Former New York City Mayor Michael R. Bloomberg, the U.N. Secretary-General’s Special Envoy on Climate Ambition and Solutions, announced a new $285 million Bloomberg Philanthropies initiative in late June to strengthen clean energy industries in emerging and developing economies. He said, “Clean energy is now cheaper than fossil fuels in virtually every part of the world.” Then came the catch, the one that always arrives when the powerful talk about access: “But fixable obstacles are still slowing down deployment, and with energy demand rising at an unprecedented speed, we can’t allow those obstacles to continue standing in the way.”

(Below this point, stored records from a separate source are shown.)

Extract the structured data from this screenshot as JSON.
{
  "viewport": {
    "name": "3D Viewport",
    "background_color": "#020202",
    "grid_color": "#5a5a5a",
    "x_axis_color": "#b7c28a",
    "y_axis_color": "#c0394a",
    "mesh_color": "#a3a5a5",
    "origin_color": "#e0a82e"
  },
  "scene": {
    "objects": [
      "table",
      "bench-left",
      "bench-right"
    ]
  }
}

The initiative won’t finance solar farms or wind projects directly. Instead, it will pour money into market design, regulatory capacity, technical expertise and industry institutions. In other words, the machinery that decides which projects get built, which ones get delayed, and which ones can attract private investment in the first place.

That’s where the hierarchy shows itself. The article says many projects remain delayed by weak market design, limited grid planning, slow permitting processes and fragmented regulatory systems. Those aren’t accidents. They’re the rules of the game as written by institutions that control the grid, the permits and the money.

Who Pays for the Delays

The people at the bottom pay first. The article says overcoming these obstacles is vital for securing access to power for the 600 million people in Africa who are yet to be connected. That’s the human cost of institutional failure: homes without electricity, communities waiting while experts debate “capacity,” and projects stuck in the pipeline while demand keeps rising.

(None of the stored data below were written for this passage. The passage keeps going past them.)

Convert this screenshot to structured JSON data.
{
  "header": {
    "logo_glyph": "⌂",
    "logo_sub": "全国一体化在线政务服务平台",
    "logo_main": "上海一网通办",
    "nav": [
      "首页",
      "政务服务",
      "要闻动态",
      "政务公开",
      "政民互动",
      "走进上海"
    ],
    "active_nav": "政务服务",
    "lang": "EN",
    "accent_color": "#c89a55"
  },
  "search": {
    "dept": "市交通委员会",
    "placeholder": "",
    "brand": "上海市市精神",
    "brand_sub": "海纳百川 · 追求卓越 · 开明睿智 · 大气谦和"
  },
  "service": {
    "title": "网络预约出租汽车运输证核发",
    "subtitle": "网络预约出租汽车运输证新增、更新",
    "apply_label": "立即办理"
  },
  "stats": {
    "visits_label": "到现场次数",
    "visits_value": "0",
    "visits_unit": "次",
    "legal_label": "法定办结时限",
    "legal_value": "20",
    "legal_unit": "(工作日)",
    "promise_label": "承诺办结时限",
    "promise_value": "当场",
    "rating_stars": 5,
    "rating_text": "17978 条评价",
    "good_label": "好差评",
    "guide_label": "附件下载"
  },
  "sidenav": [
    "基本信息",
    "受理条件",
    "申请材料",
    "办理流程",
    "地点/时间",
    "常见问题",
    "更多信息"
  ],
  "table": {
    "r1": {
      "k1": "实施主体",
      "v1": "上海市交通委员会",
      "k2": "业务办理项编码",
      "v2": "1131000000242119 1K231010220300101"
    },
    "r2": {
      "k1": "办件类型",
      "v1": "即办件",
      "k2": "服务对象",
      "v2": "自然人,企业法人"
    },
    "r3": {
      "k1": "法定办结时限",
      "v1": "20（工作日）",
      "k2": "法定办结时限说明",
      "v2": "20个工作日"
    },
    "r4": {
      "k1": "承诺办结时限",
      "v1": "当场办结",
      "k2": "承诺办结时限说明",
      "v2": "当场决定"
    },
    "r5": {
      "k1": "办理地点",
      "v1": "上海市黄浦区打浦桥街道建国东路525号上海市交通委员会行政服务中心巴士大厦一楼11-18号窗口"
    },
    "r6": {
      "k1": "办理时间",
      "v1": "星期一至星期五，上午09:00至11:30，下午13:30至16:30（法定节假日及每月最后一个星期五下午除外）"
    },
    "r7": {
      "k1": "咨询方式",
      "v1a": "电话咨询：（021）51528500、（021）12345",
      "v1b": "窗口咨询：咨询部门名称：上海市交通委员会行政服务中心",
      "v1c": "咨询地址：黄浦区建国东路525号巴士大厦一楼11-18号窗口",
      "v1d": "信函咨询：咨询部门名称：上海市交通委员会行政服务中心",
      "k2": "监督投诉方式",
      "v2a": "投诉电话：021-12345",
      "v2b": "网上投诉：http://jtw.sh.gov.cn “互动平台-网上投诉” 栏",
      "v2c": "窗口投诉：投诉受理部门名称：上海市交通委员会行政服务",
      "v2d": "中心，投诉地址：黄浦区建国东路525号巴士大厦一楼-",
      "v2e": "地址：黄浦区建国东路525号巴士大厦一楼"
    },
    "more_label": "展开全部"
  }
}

Across Africa, renewable energy costs have fallen sharply and investment appetite continues to grow. But investors say policy uncertainty, slow permitting processes and limited regulatory capacity are hindering projects. The language is polite, but the structure is plain. Private capital wants a smoother path. Ordinary people want power. The system keeps asking everyone to wait for the right framework.

Saliem Fakir, executive director of the African Climate Foundation, said, “What has been missing is not the potential, but the institutional infrastructure and capabilities to unlock it.” He added, “Philanthropy that targets those gaps directly is the kind of intervention that can shift the trajectory of a continent’s energy system.”

That’s the nonprofit version of the same old arrangement: money from above, expertise from above, decisions from above. The article doesn’t say the Bloomberg Philanthropies initiative will put communities in charge. It says it will strengthen the institutions that make projects possible.

What They Call Progress

Wangari Muchiri, founder and chief executive of RE.Think Energy, said the commitment signals that “the next phase of the energy transition is not about proving clean energy works, it’s about removing the barriers preventing it from scaling fast enough.” She added, “The next chapter of Africa’s renewable energy story will not be only by the projects it builds, but the institutions that make these projects possible.”

That’s the whole game in one sentence. Build the institutions, and the institutions decide. Fund the regulators, and the regulators decide. Strengthen the market design, and the market decides who gets connected and who stays in the dark.

Meanwhile, the global numbers keep climbing. Renewables are expected to provide half of global electricity by 2030, together with nuclear power. The world is already moving, but the pace and shape of that movement still run through institutions that answer to capital, not communities. The article makes that plain without meaning to. The clean energy transition may be cheaper than fossil fuels. It still has to pass through the same old gates.